Fazer esses filmes naquele momento me dava a sensação de que, enquanto o nosso país estava em coma, tinha alguém indo para a academia se cuidar, reivindicado nossa liberdade democrática. Numa fase de profunda desesperança que vem com o Golpe, esses filmes foram uma válvula de escape. Agora, estamos saindo do hospital com rapidez de cicatrização. Mas a sensação que me bate é de que não podemos baixar a guarda
Você acaba de rodar "Motel Destino", com Fábio Assunção, no Ceará. O quanto a experiência recente com narrativas de essência documental, mas de espírito ensaísta, ligadas às suas raízes familiares, contamina a sua forma de fazer ficção?

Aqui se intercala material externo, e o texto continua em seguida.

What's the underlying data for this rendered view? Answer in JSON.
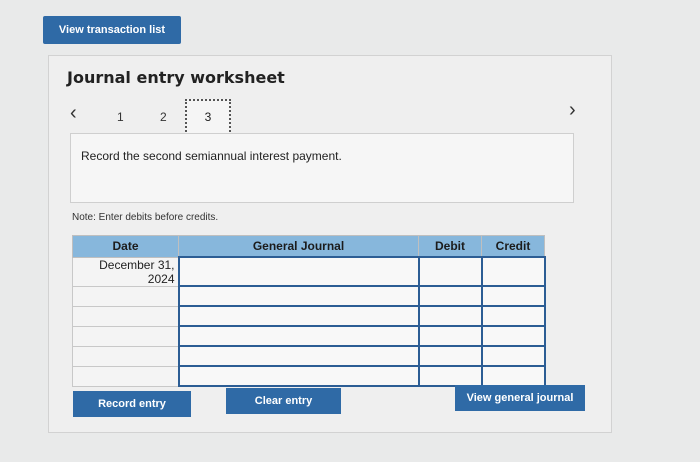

Fiquei muito contaminado que "O Marinheiro das Montanhas" me trouxe. Foi uma experiência muito tesuda ter a chance de decidir que uma sequência toda poderia ser toda feita num tom azul sem precisar de uma explicação para essa escolha. É como num poema, em que uma determinada palavra vem antes da outra sem uma justificativa racional. É diferente de uma ficção, em que tudo é pautado pela narrativa, o que te obriga a ser obediente à trama. Essa liberdade que "O Marinheiro..." me deu permitiu que eu fizesse "Firebrand" mais emancipado, encarando um filme sobre a monarquia britânica histórica de forma mais livre. Fui livre para "Motel Destino" também. Abri meu segundo tempo na arte com esse sentimento.

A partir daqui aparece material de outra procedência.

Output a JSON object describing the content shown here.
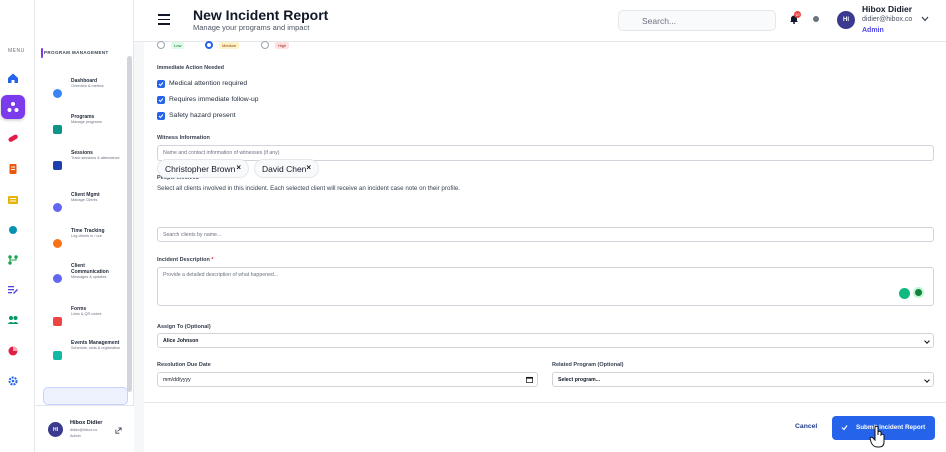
{
  "header": {
    "title": "New Incident Report",
    "subtitle": "Manage your programs and impact",
    "search_placeholder": "Search...",
    "notification_count": "10",
    "user": {
      "initials": "HI",
      "name": "Hibox Didier",
      "email": "didier@hibox.co",
      "role": "Admin"
    }
  },
  "rail": {
    "menu_label": "MENU"
  },
  "sidebar": {
    "section_title": "PROGRAM MANAGEMENT",
    "items": [
      {
        "title": "Dashboard",
        "sub": "Overview & metrics",
        "color": "#3b82f6"
      },
      {
        "title": "Programs",
        "sub": "Manage programs",
        "color": "#0d9488"
      },
      {
        "title": "Sessions",
        "sub": "Track sessions & attendance",
        "color": "#1e40af"
      },
      {
        "title": "Client Mgmt",
        "sub": "Manage Clients",
        "color": "#6366f1"
      },
      {
        "title": "Time Tracking",
        "sub": "Log clients in / out",
        "color": "#f97316"
      },
      {
        "title": "Client Communication",
        "sub": "Messages & updates",
        "color": "#6366f1"
      },
      {
        "title": "Forms",
        "sub": "Links & QR codes",
        "color": "#ef4444"
      },
      {
        "title": "Events Management",
        "sub": "Schedule, slots & registration",
        "color": "#14b8a6"
      }
    ],
    "footer": {
      "initials": "HI",
      "name": "Hibox Didier",
      "email": "didier@hibox.co",
      "role": "Admin"
    }
  },
  "form": {
    "severity": {
      "options": [
        "Low",
        "Medium",
        "High"
      ],
      "selected": "Medium"
    },
    "immediate_action": {
      "label": "Immediate Action Needed",
      "items": [
        "Medical attention required",
        "Requires immediate follow-up",
        "Safety hazard present"
      ]
    },
    "witness": {
      "label": "Witness Information",
      "placeholder": "Name and contact information of witnesses (if any)"
    },
    "people": {
      "label": "People Involved",
      "help": "Select all clients involved in this incident. Each selected client will receive an incident case note on their profile.",
      "chips": [
        "Christopher Brown",
        "David Chen"
      ],
      "search_placeholder": "Search clients by name..."
    },
    "description": {
      "label": "Incident Description",
      "required_mark": "*",
      "placeholder": "Provide a detailed description of what happened..."
    },
    "assign": {
      "label": "Assign To (Optional)",
      "value": "Alice Johnson"
    },
    "due_date": {
      "label": "Resolution Due Date",
      "value": "mm/dd/yyyy"
    },
    "related_program": {
      "label": "Related Program (Optional)",
      "value": "Select program..."
    }
  },
  "actions": {
    "cancel": "Cancel",
    "submit": "Submit Incident Report"
  },
  "colors": {
    "accent": "#2563eb",
    "brand_purple": "#7c3aed"
  }
}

Falando de "Firebrand", o filme vai estar no Festival do Rio. Quem e como é Catherine Parr, a personagem de Alicia Vikander?
Quando esse projeto me foi proposto, falavam pra mim assim: "É a história da primeira mulher que publicou um livro na Inglaterra". Isso é um dado relevante. Catherine fez isso. Mas não era a esse gesto que eu queria reduzi-la. Queria falar desse filme a partir de uma perspectiva política. Olhando a relação dela com as figuras de poder de seu tempo, na relação com aquele rei vivido pelo Jude Law, eu tenho a sensação de que estou falando de uma mulher que se casou com o Trump e foi amiga do Che Guevara. É uma mulher que está num trapézio político da História.